The phone was quiet long enough that Kenna wondered if she’d dropped the call. And then her sister spoke. “That’s exactly what I want you to say. That and whatever else you’re really feeling. Pull over.”
“What?”
“Pull over. I want you to be safe and you’re driving upset right now.”
On a huff, Kenna made her way to the side of the street and parked illegally in front of a fire hydrant. “Okay,” she whispered, smoothing her hands over her black dress pants.
“I’m not a stranger, Kenna. You don’t have to put on an act for me. I’d know you weren’t in a good place even if you did so don’t waste your energy on it. I’d love for you to talk to me, but you don’t even have to do that. You can just be silently miserable with me if you want. Or you can rant at me. Whatever you need, I’ll do for you. And if you don’t know what that is, I’ll just be with you until you figure it out.” Another long pause. “Okay?”
“Okay,” Kenna said.
“Do you want to talk about any of what you just said?” Sierra asked.

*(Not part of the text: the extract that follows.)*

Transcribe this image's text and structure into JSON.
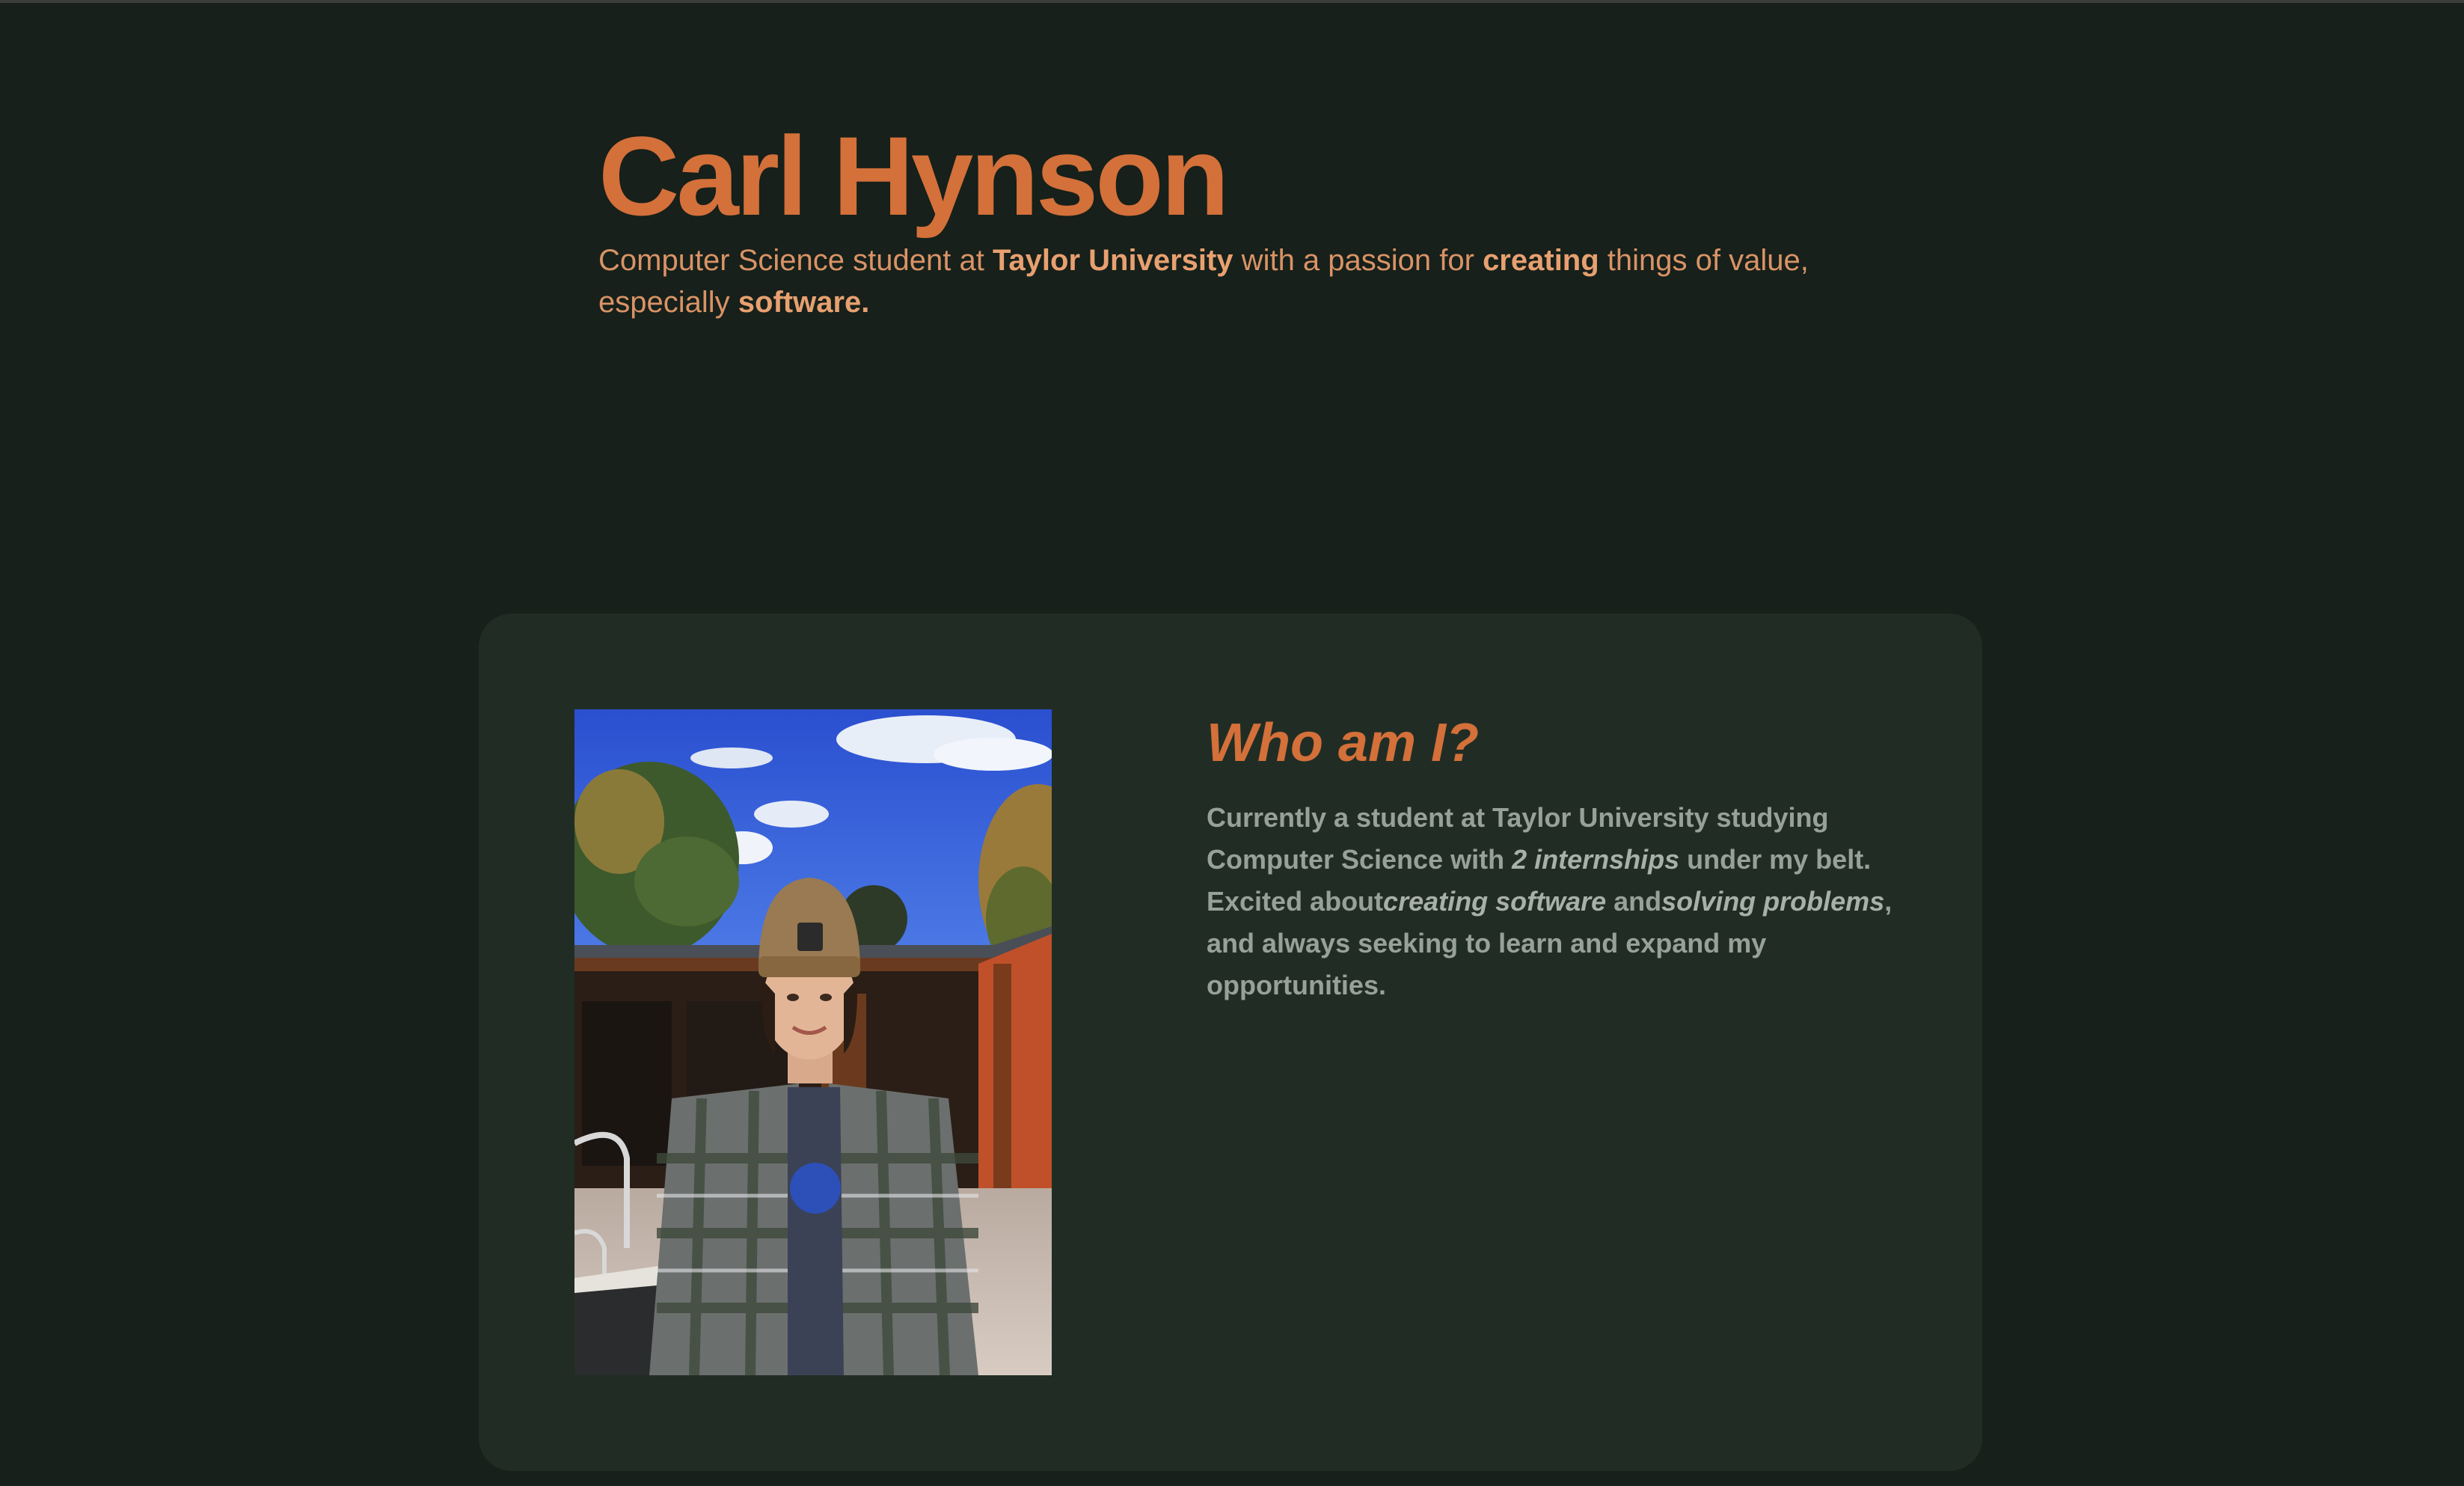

Kenna gave a humorless chuckle. “Nooo.”
“Fine. But I will say this, I didn’t know Georgia as good you did, obviously, but I knew her well enough to know she would kick your ass for torturing yourself about her death. And you know that’s true. Even if you can’t feel it yet, you have to know it. She would not have wanted you beating yourself up on her behalf. She would’ve hated that for you.”
A squeezing pang tugged in the center of her chest. Georgia Kern had been Kenna’s friend from the first day of basic training, and they’d quickly become close. “I know that’s true, but I...” She shook her head, the sadness of the loss washing through her for the millionth time.
“I know,” her sister said.
Kenna and Georgia, or Ken and George as everyone had quickly taken to calling them, had both volunteered for the Female Engagement Teams, or FETs, small, specially trained groups who served alongside male infantry units in the Middle East. In their FET, they’d worked as cultural advisors and liaisons, communicating especially with the women and families their units encountered. She and Georgia had loved their jobs, loved being central to the mission of the infantry units, loved getting to serve in such a fundamental and intense way.